Published online Nov 15, 2022. doi: 10.4251/wjgo.v14.i11.2224
Peer-review started: July 23, 2022
First decision: August 18, 2022
Revised: August 25, 2022
Accepted: October 2, 2022
Article in press: October 2, 2022
Published online: November 15, 2022
Neoadjuvant chemoradiotherapy (nCRT) has been regarded as the standard treatment for local advanced rectal cancer (LARC). Bilirubin has shown significance in the prognosis of various cancer types, including ovarian cancer and lung cancer. However, the predictive values of indirect bilirubin (IBIL) in the prognoses of LARC patients treated with nCRT remain unknown.
The present study attempted to identify the prognostic value of IBIL before nCRT (pre-IBIL) in LARC patients and to construct a nomogram based on pre-IBIL to predict the survival of the patients.
This study aimed to identify the prognostic value of pre-IBIL in LARC patients and to construct a nomogram to predict their 5-year overall survival (OS) and 5-year disease-free survival (DFS).

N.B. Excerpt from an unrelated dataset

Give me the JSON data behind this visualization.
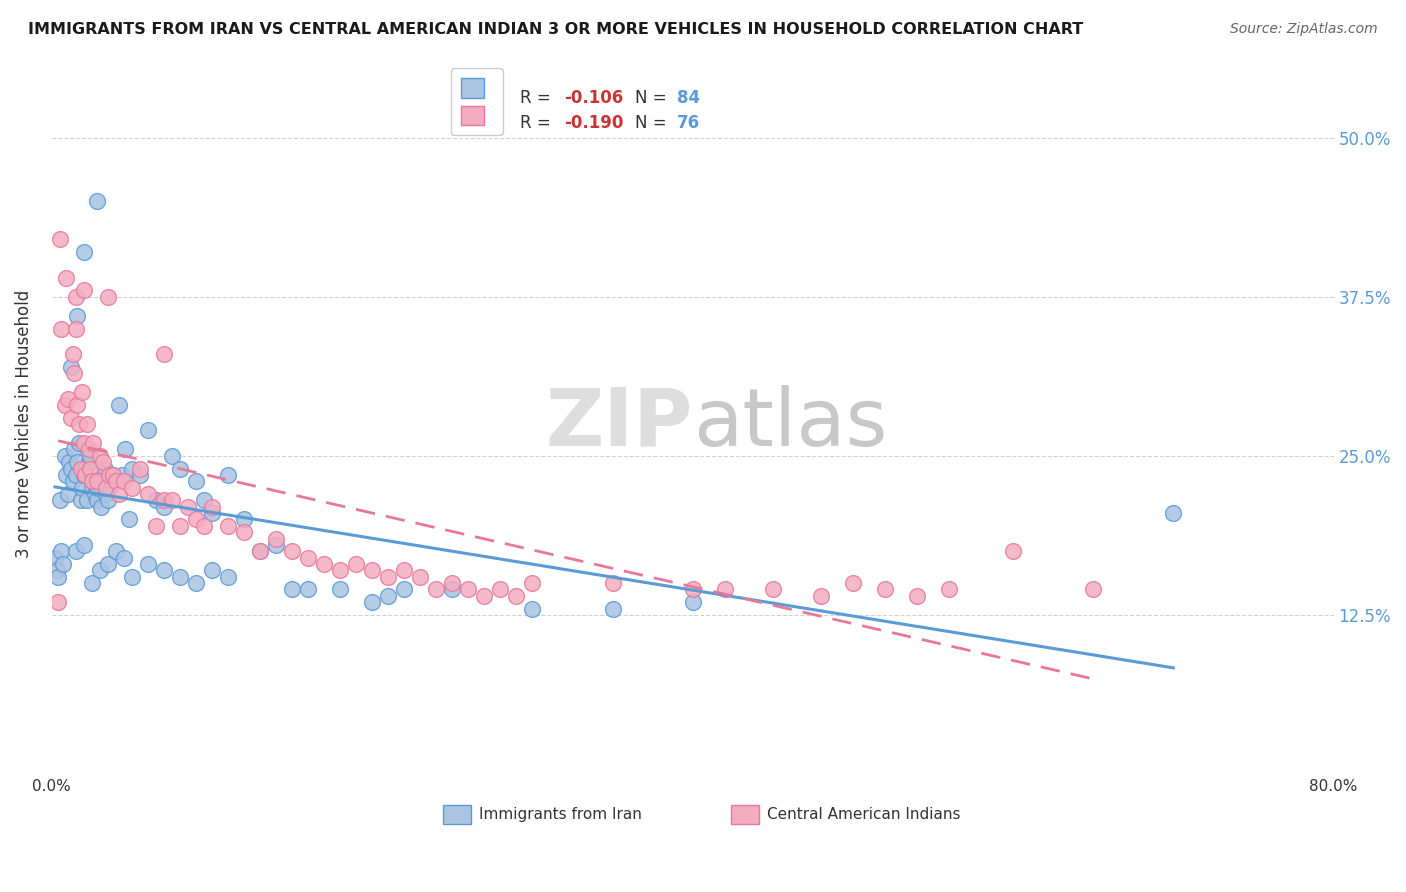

A total of 324 LARC patients undergoing nCRT with total mesorectal excision (TME) were enrolled. Preoperative clinical features and postoperative pathological characteristics were collected. A Cox regression analysis was performed, and a Cox-based nomogram was developed to predict OS and DFS. We also assessed the predictive performance of the nomogram with receiver operating characteristic (ROC) and curves calibration plots.

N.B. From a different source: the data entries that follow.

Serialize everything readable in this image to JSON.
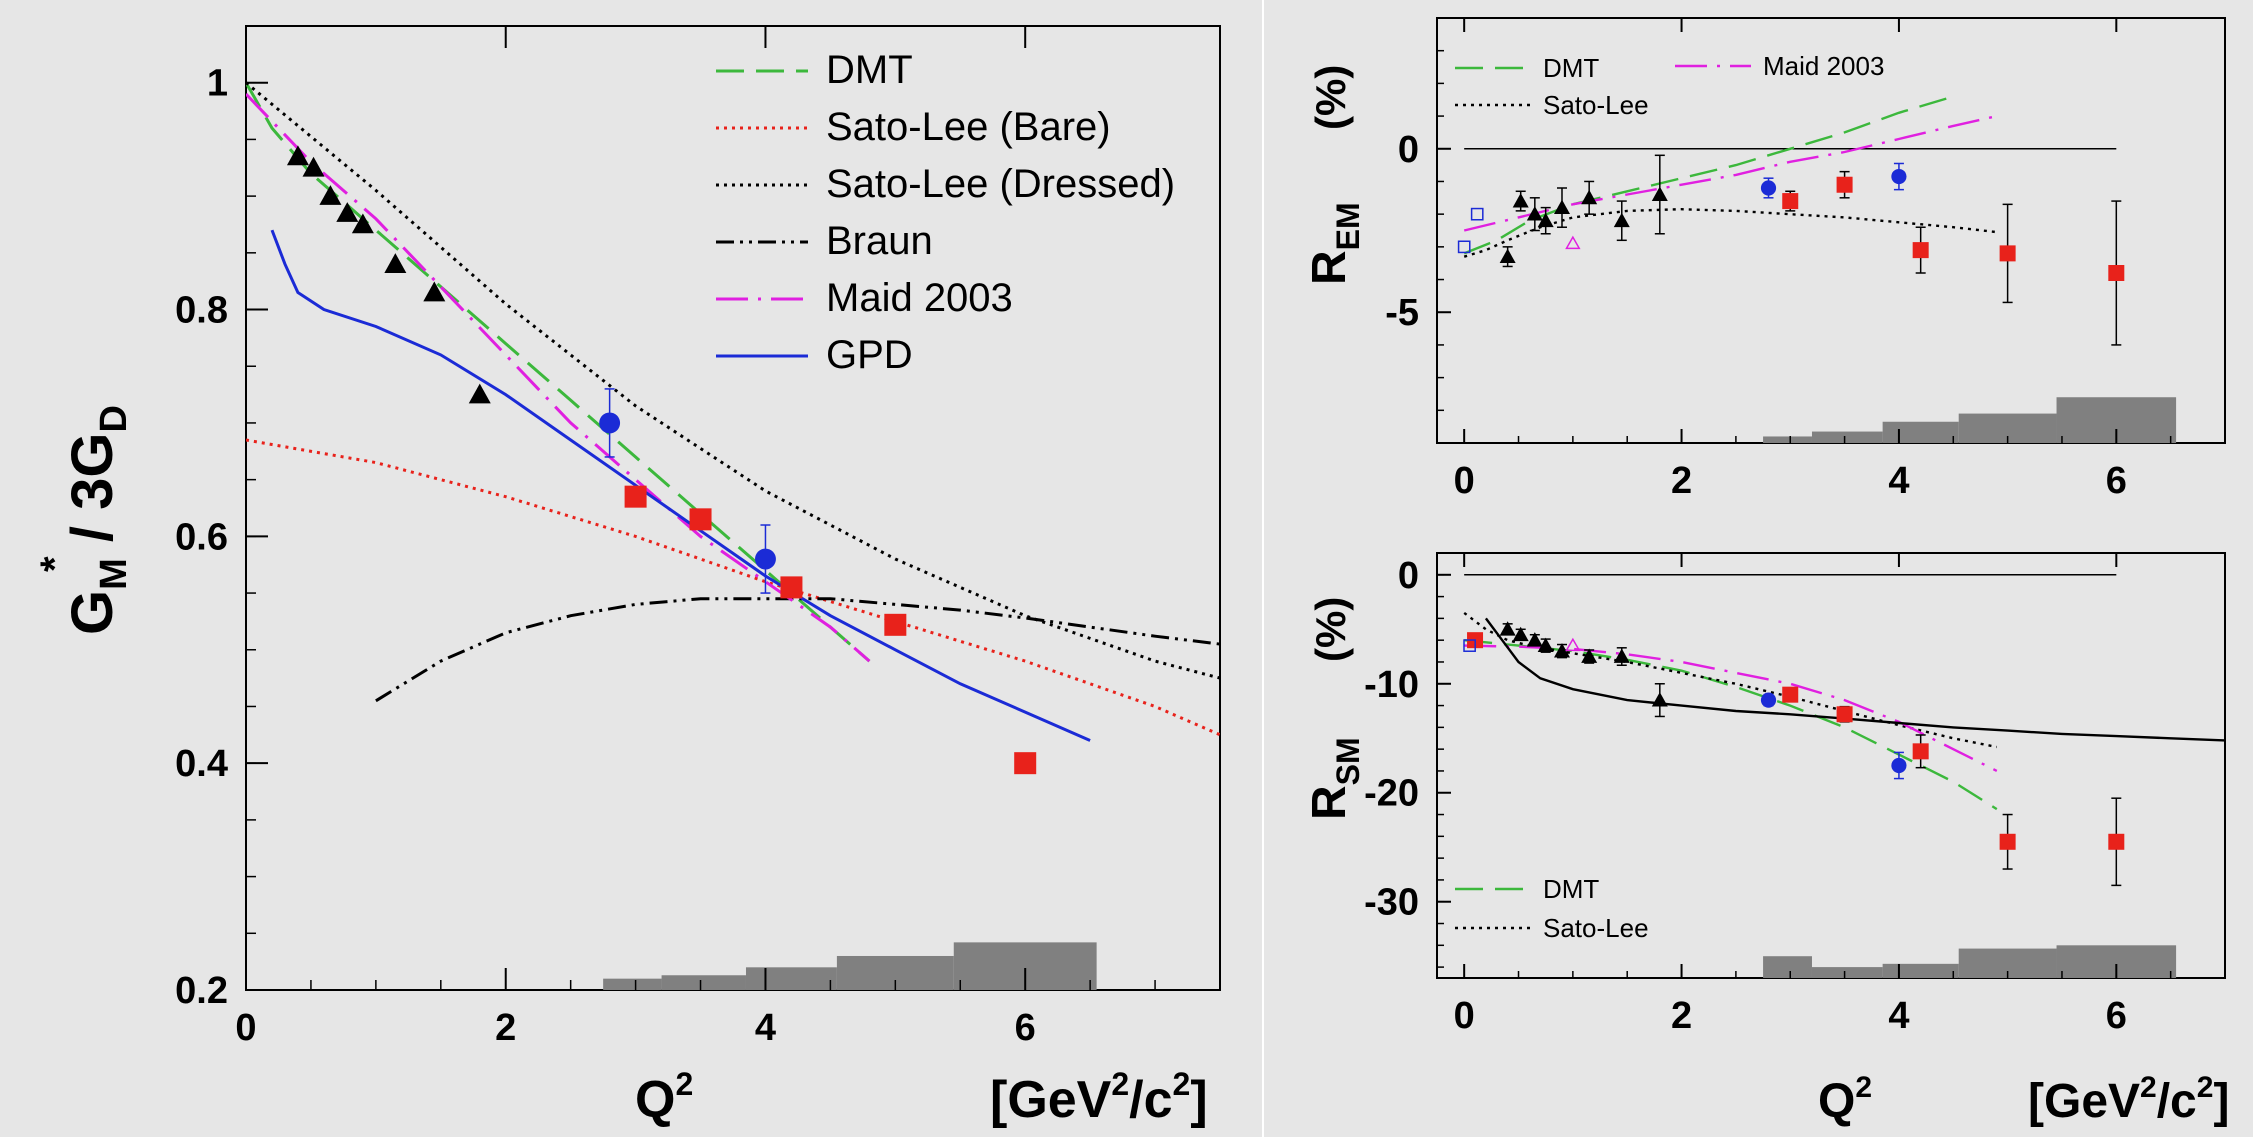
{
  "chart_data": [
    {
      "id": "gm",
      "type": "line",
      "xlabel": "Q",
      "xlabel_sup": "2",
      "units": {
        "pre": "[GeV",
        "sup1": "2",
        "mid": "/c",
        "sup2": "2",
        "post": "]"
      },
      "ylabel": {
        "g": "G",
        "star": "*",
        "m": "M",
        "mid": " / 3G",
        "d": "D"
      },
      "xlim": [
        0,
        7.5
      ],
      "ylim": [
        0.2,
        1.05
      ],
      "x_ticks": [
        "0",
        "2",
        "4",
        "6"
      ],
      "x_tick_values": [
        0,
        2,
        4,
        6
      ],
      "y_ticks": [
        "0.2",
        "0.4",
        "0.6",
        "0.8",
        "1"
      ],
      "y_tick_values": [
        0.2,
        0.4,
        0.6,
        0.8,
        1.0
      ],
      "legend": [
        "DMT",
        "Sato-Lee (Bare)",
        "Sato-Lee (Dressed)",
        "Braun",
        "Maid 2003",
        "GPD"
      ],
      "series": [
        {
          "name": "DMT",
          "color": "#3cb83c",
          "style": "dashed",
          "x": [
            0,
            0.2,
            0.5,
            1.0,
            1.5,
            2.0,
            2.5,
            3.0,
            3.5,
            4.0,
            4.5,
            4.8
          ],
          "y": [
            1.0,
            0.96,
            0.92,
            0.87,
            0.82,
            0.77,
            0.72,
            0.67,
            0.62,
            0.57,
            0.52,
            0.49
          ]
        },
        {
          "name": "Sato-Lee (Bare)",
          "color": "#e8221b",
          "style": "dotted",
          "x": [
            0,
            1,
            2,
            3,
            4,
            5,
            6,
            7,
            7.5
          ],
          "y": [
            0.685,
            0.665,
            0.635,
            0.6,
            0.56,
            0.525,
            0.49,
            0.45,
            0.425
          ]
        },
        {
          "name": "Sato-Lee (Dressed)",
          "color": "#000000",
          "style": "dotted",
          "x": [
            0,
            1,
            2,
            3,
            4,
            5,
            6,
            7,
            7.5
          ],
          "y": [
            1.0,
            0.905,
            0.805,
            0.715,
            0.64,
            0.58,
            0.53,
            0.49,
            0.475
          ]
        },
        {
          "name": "Braun",
          "color": "#000000",
          "style": "dashdotdot",
          "x": [
            1.0,
            1.5,
            2.0,
            2.5,
            3.0,
            3.5,
            4.0,
            4.5,
            5.0,
            5.5,
            6.0,
            6.5,
            7.0,
            7.5
          ],
          "y": [
            0.455,
            0.49,
            0.515,
            0.53,
            0.54,
            0.545,
            0.545,
            0.545,
            0.54,
            0.535,
            0.528,
            0.52,
            0.512,
            0.505
          ]
        },
        {
          "name": "Maid 2003",
          "color": "#e020e0",
          "style": "longdashdot",
          "x": [
            0,
            0.5,
            1.0,
            1.5,
            2.0,
            2.5,
            3.0,
            3.5,
            4.0,
            4.5,
            4.8
          ],
          "y": [
            0.99,
            0.93,
            0.88,
            0.82,
            0.76,
            0.7,
            0.65,
            0.6,
            0.56,
            0.52,
            0.49
          ]
        },
        {
          "name": "GPD",
          "color": "#1b2bd6",
          "style": "solid",
          "x": [
            0.2,
            0.3,
            0.4,
            0.6,
            1.0,
            1.5,
            2.0,
            2.5,
            3.0,
            3.5,
            4.0,
            4.5,
            5.0,
            5.5,
            6.0,
            6.5
          ],
          "y": [
            0.87,
            0.84,
            0.815,
            0.8,
            0.785,
            0.76,
            0.725,
            0.685,
            0.645,
            0.605,
            0.565,
            0.53,
            0.5,
            0.47,
            0.445,
            0.42
          ]
        }
      ],
      "points": [
        {
          "marker": "triangle",
          "color": "#000000",
          "x": [
            0.4,
            0.52,
            0.65,
            0.78,
            0.9,
            1.15,
            1.45,
            1.8
          ],
          "y": [
            0.935,
            0.925,
            0.9,
            0.885,
            0.875,
            0.84,
            0.815,
            0.725
          ]
        },
        {
          "marker": "circle",
          "color": "#1b2bd6",
          "x": [
            2.8,
            4.0
          ],
          "y": [
            0.7,
            0.58
          ],
          "err": [
            0.03,
            0.03
          ]
        },
        {
          "marker": "square",
          "color": "#e8221b",
          "x": [
            3.0,
            3.5,
            4.2,
            5.0,
            6.0
          ],
          "y": [
            0.635,
            0.615,
            0.555,
            0.522,
            0.4
          ],
          "err": [
            0.005,
            0.005,
            0.008,
            0.008,
            0.006
          ]
        }
      ],
      "syst_bars": [
        {
          "x0": 2.75,
          "x1": 3.2,
          "h": 0.01
        },
        {
          "x0": 3.2,
          "x1": 3.85,
          "h": 0.013
        },
        {
          "x0": 3.85,
          "x1": 4.55,
          "h": 0.02
        },
        {
          "x0": 4.55,
          "x1": 5.45,
          "h": 0.03
        },
        {
          "x0": 5.45,
          "x1": 6.55,
          "h": 0.042
        }
      ]
    },
    {
      "id": "rem",
      "type": "line",
      "xlabel": "",
      "ylabel": {
        "r": "R",
        "sub": "EM",
        "unit": "(%)"
      },
      "xlim": [
        -0.25,
        7.0
      ],
      "ylim": [
        -9,
        4
      ],
      "x_ticks": [
        "0",
        "2",
        "4",
        "6"
      ],
      "x_tick_values": [
        0,
        2,
        4,
        6
      ],
      "y_ticks": [
        "-5",
        "0"
      ],
      "y_tick_values": [
        -5,
        0
      ],
      "legend": [
        "DMT",
        "Sato-Lee",
        "Maid 2003"
      ],
      "zero_line_x": [
        0,
        6
      ],
      "series": [
        {
          "name": "DMT",
          "color": "#3cb83c",
          "style": "dashed",
          "x": [
            0,
            0.3,
            0.6,
            1.0,
            1.5,
            2.0,
            2.5,
            3.0,
            3.5,
            4.0,
            4.5
          ],
          "y": [
            -3.2,
            -2.8,
            -2.2,
            -1.7,
            -1.3,
            -0.9,
            -0.5,
            0.0,
            0.5,
            1.1,
            1.6
          ]
        },
        {
          "name": "Sato-Lee",
          "color": "#000000",
          "style": "dotted",
          "x": [
            0,
            0.2,
            0.4,
            0.7,
            1.0,
            1.5,
            2.0,
            2.5,
            3.0,
            3.5,
            4.0,
            4.5,
            4.9
          ],
          "y": [
            -3.3,
            -3.1,
            -2.8,
            -2.4,
            -2.1,
            -1.9,
            -1.85,
            -1.9,
            -2.0,
            -2.1,
            -2.25,
            -2.4,
            -2.55
          ]
        },
        {
          "name": "Maid 2003",
          "color": "#e020e0",
          "style": "longdashdot",
          "x": [
            0,
            0.5,
            1.0,
            1.5,
            2.0,
            2.5,
            3.0,
            3.5,
            4.0,
            4.5,
            4.9
          ],
          "y": [
            -2.5,
            -2.1,
            -1.7,
            -1.4,
            -1.1,
            -0.8,
            -0.4,
            -0.1,
            0.3,
            0.7,
            1.0
          ]
        }
      ],
      "points": [
        {
          "marker": "triangle",
          "color": "#000000",
          "x": [
            0.4,
            0.52,
            0.65,
            0.75,
            0.9,
            1.15,
            1.45,
            1.8
          ],
          "y": [
            -3.3,
            -1.6,
            -2.0,
            -2.2,
            -1.8,
            -1.5,
            -2.2,
            -1.4
          ],
          "err": [
            0.3,
            0.3,
            0.5,
            0.4,
            0.6,
            0.5,
            0.6,
            1.2
          ]
        },
        {
          "marker": "circle",
          "color": "#1b2bd6",
          "x": [
            2.8,
            4.0
          ],
          "y": [
            -1.2,
            -0.85
          ],
          "err": [
            0.3,
            0.4
          ]
        },
        {
          "marker": "square",
          "color": "#e8221b",
          "x": [
            3.0,
            3.5,
            4.2,
            5.0,
            6.0
          ],
          "y": [
            -1.6,
            -1.1,
            -3.1,
            -3.2,
            -3.8
          ],
          "err": [
            0.3,
            0.4,
            0.7,
            1.5,
            2.2
          ]
        },
        {
          "marker": "open-square",
          "color": "#1b2bd6",
          "x": [
            0.0,
            0.12
          ],
          "y": [
            -3.0,
            -2.0
          ]
        },
        {
          "marker": "open-triangle",
          "color": "#e020e0",
          "x": [
            1.0
          ],
          "y": [
            -2.9
          ]
        }
      ],
      "syst_bars": [
        {
          "x0": 2.75,
          "x1": 3.2,
          "h": 0.2
        },
        {
          "x0": 3.2,
          "x1": 3.85,
          "h": 0.35
        },
        {
          "x0": 3.85,
          "x1": 4.55,
          "h": 0.65
        },
        {
          "x0": 4.55,
          "x1": 5.45,
          "h": 0.9
        },
        {
          "x0": 5.45,
          "x1": 6.55,
          "h": 1.4
        }
      ]
    },
    {
      "id": "rsm",
      "type": "line",
      "xlabel": "Q",
      "xlabel_sup": "2",
      "units": {
        "pre": "[GeV",
        "sup1": "2",
        "mid": "/c",
        "sup2": "2",
        "post": "]"
      },
      "ylabel": {
        "r": "R",
        "sub": "SM",
        "unit": "(%)"
      },
      "xlim": [
        -0.25,
        7.0
      ],
      "ylim": [
        -37,
        2
      ],
      "x_ticks": [
        "0",
        "2",
        "4",
        "6"
      ],
      "x_tick_values": [
        0,
        2,
        4,
        6
      ],
      "y_ticks": [
        "-30",
        "-20",
        "-10",
        "0"
      ],
      "y_tick_values": [
        -30,
        -20,
        -10,
        0
      ],
      "legend": [
        "DMT",
        "Sato-Lee"
      ],
      "zero_line_x": [
        0,
        6
      ],
      "series": [
        {
          "name": "DMT",
          "color": "#3cb83c",
          "style": "dashed",
          "x": [
            0,
            0.5,
            1.0,
            1.5,
            2.0,
            2.5,
            3.0,
            3.5,
            4.0,
            4.5,
            4.9
          ],
          "y": [
            -6.0,
            -6.5,
            -7.0,
            -7.8,
            -8.8,
            -10.3,
            -12.0,
            -14.0,
            -16.5,
            -19.0,
            -21.5
          ]
        },
        {
          "name": "Sato-Lee",
          "color": "#000000",
          "style": "dotted",
          "x": [
            0,
            0.2,
            0.4,
            0.6,
            1.0,
            1.5,
            2.0,
            2.5,
            3.0,
            3.5,
            4.0,
            4.5,
            4.9
          ],
          "y": [
            -3.5,
            -5.0,
            -6.0,
            -6.5,
            -7.2,
            -8.0,
            -9.0,
            -10.0,
            -11.2,
            -12.5,
            -13.8,
            -15.0,
            -15.8
          ]
        },
        {
          "name": "Maid 2003",
          "color": "#e020e0",
          "style": "longdashdot",
          "x": [
            0,
            0.5,
            1.0,
            1.5,
            2.0,
            2.5,
            3.0,
            3.5,
            4.0,
            4.5,
            4.9
          ],
          "y": [
            -6.5,
            -6.6,
            -6.8,
            -7.3,
            -8.0,
            -9.0,
            -10.0,
            -11.5,
            -13.5,
            -16.0,
            -18.0
          ]
        },
        {
          "name": "",
          "color": "#000000",
          "style": "solid",
          "x": [
            0.2,
            0.35,
            0.5,
            0.7,
            1.0,
            1.5,
            2.0,
            2.5,
            3.0,
            3.5,
            4.0,
            4.5,
            5.0,
            5.5,
            6.0,
            6.5,
            7.0
          ],
          "y": [
            -4.0,
            -6.0,
            -8.0,
            -9.5,
            -10.5,
            -11.5,
            -12.0,
            -12.5,
            -12.8,
            -13.2,
            -13.6,
            -14.0,
            -14.3,
            -14.6,
            -14.8,
            -15.0,
            -15.2
          ]
        }
      ],
      "points": [
        {
          "marker": "triangle",
          "color": "#000000",
          "x": [
            0.4,
            0.52,
            0.65,
            0.75,
            0.9,
            1.15,
            1.45,
            1.8
          ],
          "y": [
            -5.0,
            -5.5,
            -6.0,
            -6.5,
            -7.0,
            -7.5,
            -7.5,
            -11.5
          ],
          "err": [
            0.5,
            0.5,
            0.5,
            0.6,
            0.6,
            0.6,
            0.8,
            1.5
          ]
        },
        {
          "marker": "circle",
          "color": "#1b2bd6",
          "x": [
            2.8,
            4.0
          ],
          "y": [
            -11.5,
            -17.5
          ],
          "err": [
            0.5,
            1.2
          ]
        },
        {
          "marker": "square",
          "color": "#e8221b",
          "x": [
            0.1,
            3.0,
            3.5,
            4.2,
            5.0,
            6.0
          ],
          "y": [
            -6.0,
            -11.0,
            -12.8,
            -16.2,
            -24.5,
            -24.5
          ],
          "err": [
            0.5,
            0.5,
            0.7,
            1.5,
            2.5,
            4.0
          ]
        },
        {
          "marker": "open-square",
          "color": "#1b2bd6",
          "x": [
            0.05
          ],
          "y": [
            -6.5
          ]
        },
        {
          "marker": "open-triangle",
          "color": "#e020e0",
          "x": [
            1.0
          ],
          "y": [
            -6.5
          ]
        }
      ],
      "syst_bars": [
        {
          "x0": 2.75,
          "x1": 3.2,
          "h": 2.0
        },
        {
          "x0": 3.2,
          "x1": 3.85,
          "h": 1.0
        },
        {
          "x0": 3.85,
          "x1": 4.55,
          "h": 1.3
        },
        {
          "x0": 4.55,
          "x1": 5.45,
          "h": 2.7
        },
        {
          "x0": 5.45,
          "x1": 6.55,
          "h": 3.0
        }
      ]
    }
  ]
}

In the Cox multivariate regression analysis, we found that pre-IBIL, smoking history, tumor regression grade (TRG), vascular invasion and carbohydrate antigen 19-9 before nCRT were predictors of OS. Furthermore, pre-IBIL, body mass index, nCRT with surgery interval, TRG and vascular invasion were predictors of DFS. Predictive nomograms were developed to predict 5-year OS and 5-year DFS with areas under the ROC curve of 0.7518 and 0.7355, respectively. Good statistical performance on internal validation was shown via the calibration plots and ROC curves.
Pre-IBIL was an independent prognostic factor for OS and DFS in LARC patients treated with nCRT followed by TME. Nomograms based on pre-IBIL could be helpful for predicting survival in LARC patients.
Although our single-center study identified the prognostic value of pre-IBIL in LARC patients, a future prospective study with larger samples should be conducted to further explore the association between pre-IBIL and the prognosis of LARC patients.